We must not think of ourselves higher than we are. We possess nothing special, nor do we offer any benefit to God for God to choose us. Deuteronomy 7 explains, “For you are a people holy to the Lord your God. The Lord your God has chosen you to be a people for his treasured possession, out of all the peoples who are on the face of the earth. It was not because you were more in number than any other people that the Lord set his love on you and chose you, for you were the fewest of all peoples, but it is because the Lord loves you and is keeping [His] oath…” We are God’s treasured possession; not because of anything good we possess but because God loves us. And God loves us because He loves us. “We love because he first loved us” (1 John 4:19).

This great love with which God loves us can not truly be experienced without our setting love upon others. “If anyone says, ‘I love God,’ and hates his brother, he is a liar; for he who does not love his brother whom he has seen cannot love God whom he has not seen. And this commandment we have from him: whoever loves God must also love his brother” (1 John 4:20-21). I believe C. S. Lewis says it well,

“When I have learnt to love God better than my earthly dearest, I shall love my earthly dearest better than I do now. Insofar as I learn to love my earthly dearest at the expense of God and instead of God, I shall be moving towards the state in which I shall not love my earthly dearest at all. When first things are put first, second things are not suppressed but increased.” – Letters of C.S. Lewis (8 November, 1952)
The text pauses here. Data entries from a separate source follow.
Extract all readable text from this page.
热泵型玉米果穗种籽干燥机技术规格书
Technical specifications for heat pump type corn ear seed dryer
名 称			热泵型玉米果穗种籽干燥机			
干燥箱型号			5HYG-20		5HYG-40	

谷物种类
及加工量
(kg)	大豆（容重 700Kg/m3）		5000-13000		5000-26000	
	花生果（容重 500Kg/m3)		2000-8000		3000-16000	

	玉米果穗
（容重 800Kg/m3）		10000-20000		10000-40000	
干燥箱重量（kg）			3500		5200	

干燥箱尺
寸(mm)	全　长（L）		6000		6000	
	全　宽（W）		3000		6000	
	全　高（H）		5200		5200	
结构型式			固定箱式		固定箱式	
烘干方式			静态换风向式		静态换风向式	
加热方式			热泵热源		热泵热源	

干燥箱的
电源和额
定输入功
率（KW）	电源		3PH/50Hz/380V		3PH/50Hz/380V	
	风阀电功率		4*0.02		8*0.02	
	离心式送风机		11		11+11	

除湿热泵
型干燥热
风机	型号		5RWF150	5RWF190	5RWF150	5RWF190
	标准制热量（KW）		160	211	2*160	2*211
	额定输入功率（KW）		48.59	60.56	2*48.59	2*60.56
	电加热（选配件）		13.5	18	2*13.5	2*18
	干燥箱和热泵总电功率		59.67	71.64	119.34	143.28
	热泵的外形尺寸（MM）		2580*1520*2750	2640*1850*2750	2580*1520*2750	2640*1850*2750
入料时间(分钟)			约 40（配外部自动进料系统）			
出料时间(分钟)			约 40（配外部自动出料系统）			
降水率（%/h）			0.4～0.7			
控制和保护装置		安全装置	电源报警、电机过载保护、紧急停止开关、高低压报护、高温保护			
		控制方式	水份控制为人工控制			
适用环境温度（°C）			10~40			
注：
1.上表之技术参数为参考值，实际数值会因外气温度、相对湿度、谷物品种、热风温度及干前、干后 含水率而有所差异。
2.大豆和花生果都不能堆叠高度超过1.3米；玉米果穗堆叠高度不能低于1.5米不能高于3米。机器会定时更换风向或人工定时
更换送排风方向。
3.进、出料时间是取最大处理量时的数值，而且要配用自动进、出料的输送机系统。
“… May our Lord Jesus Christ Himself, and God our Father, who loved us and gave us eternal comfort and good hope through grace, comfort your hearts and establish them in every good work and word. … May the Lord direct your hearts to the love of God and to the steadfastness of Christ. … The grace of the Lord Jesus Christ and the love of God and the fellowship of the Holy Spirit be with you all.” (2 Thessalonians 2:16-17, 3:5, 2 Corinthians 13:14).

Is Love A Decision ?

One statement that irks me says something like this, “Love is a decision – decide to love today.”

Really? And we know this for sure?

What drives me nuts about statements such as this is they are commands. If love is simply a decision, then I can love anybody at any time. Right? Right?

But can I truly love on demand? You are certainly a better person than I if you can love on demand. I can’t do it.

And this is where the Gospel steps in. John 4:19 tells us “We love because he [God] first loved us.” And John couples this great truth with “If anyone says, ‘I love God,’ and hates his brother, he is a liar; for he who does not love his brother whom he has seen cannot love God whom he has not seen. And this commandment we have from him: whoever loves God must also love his brother.”

And this is good news. I can only love when I see that I am as unloving as they come, yet God in Christ first loved me! And this is my motivation to love others. When I see that God has loved me and demonstrated this great love for me in Jesus on the cross, I can love others because the Spirit of love indwells me and loving others becomes a fruit of the Spirits Gospel-applying work in my life. (See Galatians 5).

And then I can love God and love others upon which all the commands hang.